Tommy: As a pastor, you’re also learning the importance that some of these individuals may not have a good biblical foundation in terms of digging in the Scripture, and sometimes you’ve actually been trying to do that more as a church, as a pastor?

Andrew: Yeah, that’s right, so we’re really trying. I think it’s two things. It’s giving them a biblical foundation.  They need that understanding of what is the theology of money, or what is the theology of work, what is the theology of marriage and family, so that’s a really big foundation for them. And then the second part to that it is discipling people through that, through what does that look like in their lives on a daily basis? What does that look like for them personally, and how do they need to live in obedience to the scripture in their own context? And I think a lot of time that’s actually the harder part. A lot of guys in our church, they have access to all the books and all the stuff on the internet by Tim Keller and all these great pastors and theologians but walking through those types of issues are challenging. And I think that’s really the role of the local church in Indonesia—to be discipling young people to do.

Tommy: Andrew I have two last questions for you. The topic is nonprofits.  We’re very familiar with that here in the US but in Jakarta people may not have a very high confidence or opinion of nonprofits in Indonesia. Can you talk through a little bit of that and explain this.  

Andrew.  I think a factor that you can’t ignore about working with nonprofits in Indonesia is the factor of corruption. I mean it’s so pervasive in the society in Indonesia, so a lot of nonprofits are going to work in that kind of environment and in that kind of system. So a lot of them are going to be affected by it or kind of get swept under by it.

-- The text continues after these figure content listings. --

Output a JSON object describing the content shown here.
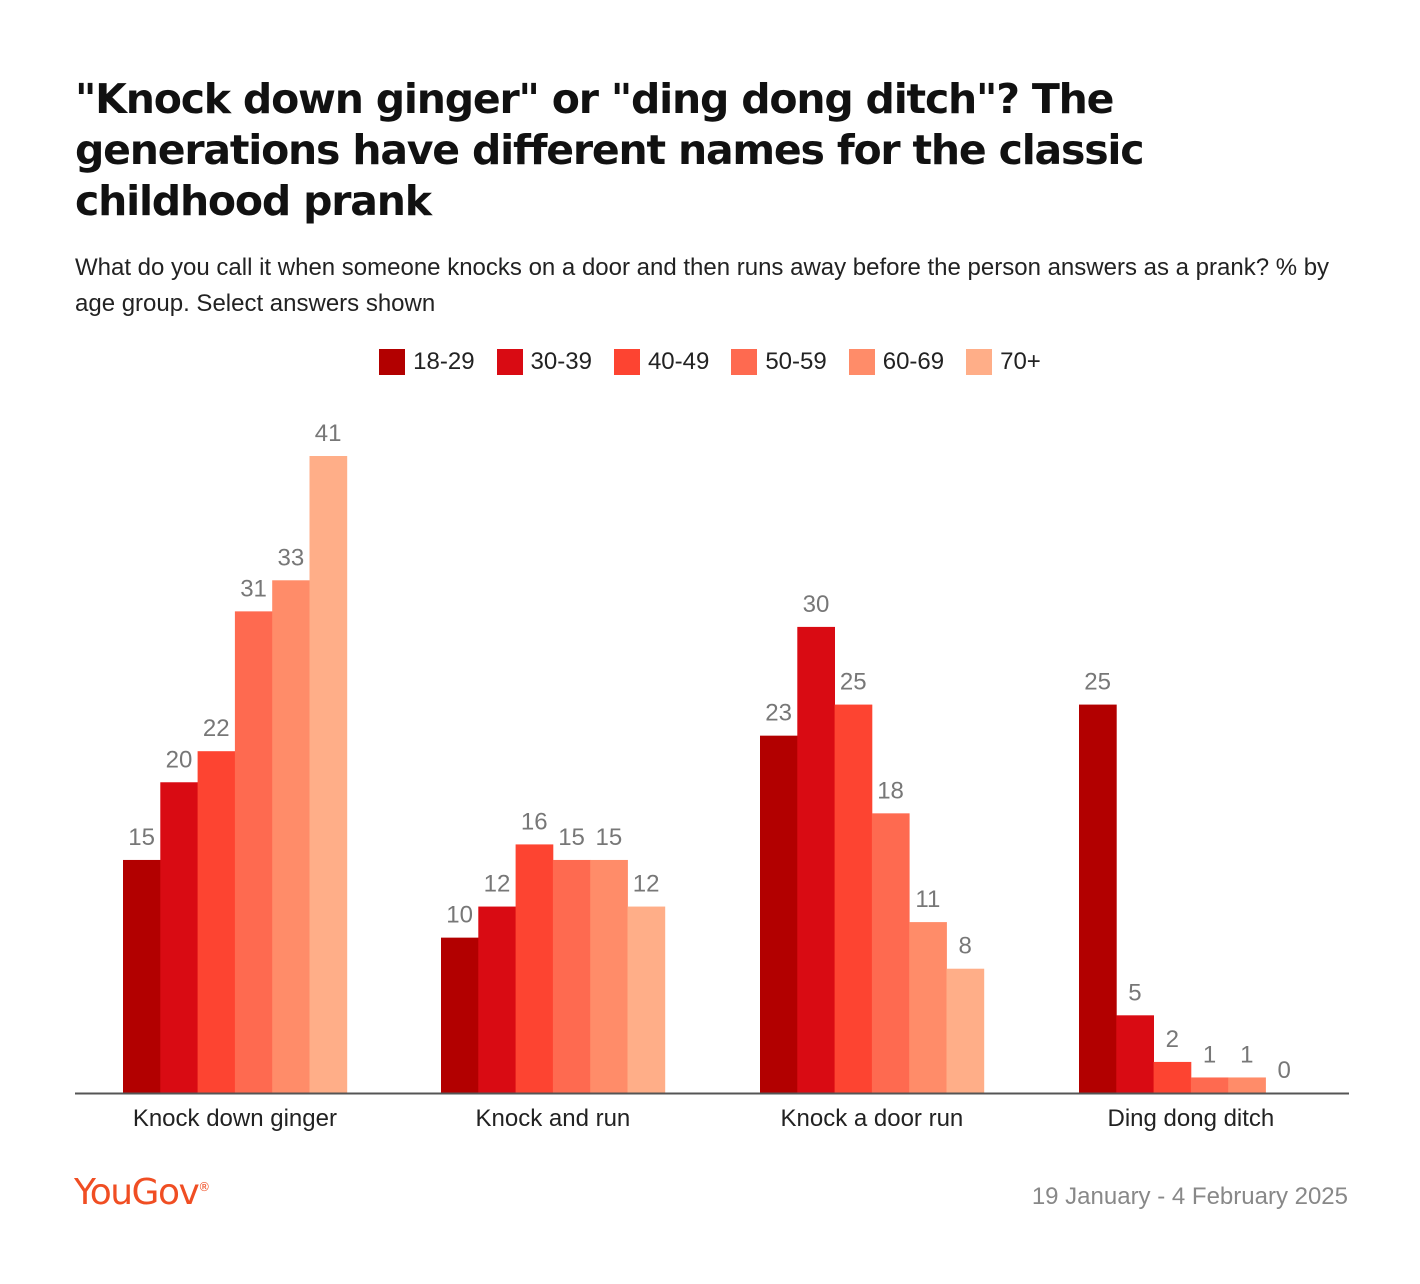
{
  "title": "\"Knock down ginger\" or \"ding dong ditch\"? The generations have different names for the classic childhood prank",
  "subtitle": "What do you call it when someone knocks on a door and then runs away before the person answers as a prank? % by age group. Select answers shown",
  "footer": {
    "logo": "YouGov",
    "logo_mark": "®",
    "date_range": "19 January - 4 February 2025"
  },
  "colors": {
    "series": [
      "#b20000",
      "#d90b13",
      "#fd4431",
      "#fe6a50",
      "#ff8c69",
      "#ffae88"
    ],
    "axis": "#555555",
    "logo": "#f04e23"
  },
  "chart_data": {
    "type": "bar",
    "categories": [
      "Knock down ginger",
      "Knock and run",
      "Knock a door run",
      "Ding dong ditch"
    ],
    "series": [
      {
        "name": "18-29",
        "values": [
          15,
          10,
          23,
          25
        ]
      },
      {
        "name": "30-39",
        "values": [
          20,
          12,
          30,
          5
        ]
      },
      {
        "name": "40-49",
        "values": [
          22,
          16,
          25,
          2
        ]
      },
      {
        "name": "50-59",
        "values": [
          31,
          15,
          18,
          1
        ]
      },
      {
        "name": "60-69",
        "values": [
          33,
          15,
          11,
          1
        ]
      },
      {
        "name": "70+",
        "values": [
          41,
          12,
          8,
          0
        ]
      }
    ],
    "ylim": [
      0,
      41
    ],
    "legend_position": "top-center",
    "grid": false,
    "xlabel": "",
    "ylabel": ""
  }
}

I think another big issue with nonprofits is leadership. There is a big leadership void, so really having people who are let alone “godly,” but just someone who has integrity and someone who is able to follow through and able to execute on a plan they have, I think that’s a lot harder than often times it’s realized in a situation like Indonesia. So even though people may have great ideas, the execution of those ideas and goals as a nonprofit are just really hard to realize. And so, yeah, it’s really, really hard to find those kinds of people who are really good leaders in the nonprofit sector.

Tommy: Andrew, even as you’ve been with Resource Global and been helping us out on the Indonesian board what is your hope that these cohort members would do to help their city or their country in the future?

I’m really hoping that people that are involved in this cohort first really love Jesus Christ and that love and devotion to Christ comes out in the way that they do everything in their lives, in the way that they’re involved in their local church and discipling people, the way that they’re involved in their families and we see restoration, Christ-like restoration in their own marriages and with their parents and just with their own parenting. I want to see them as people who really are salt in the marketplace, and they’re really light in the marketplace and use that platform to bring Christ into the systems that are in place as well as relationships with people that they work with and the influence that they have. So that’s what I’m really praying for, for the influence in this generation in the next 20, 30 years, that God would really raise some of them up in different spheres in society, whether its business or whether it’s education or government or even in churches. You know, that they would be these people who really love Christ and are really making Him known and exemplifying that in their lives and the generations to come. That is my hope and vision for Jakarta.  

Tommy: Hey Andrew, thank you, I appreciate it!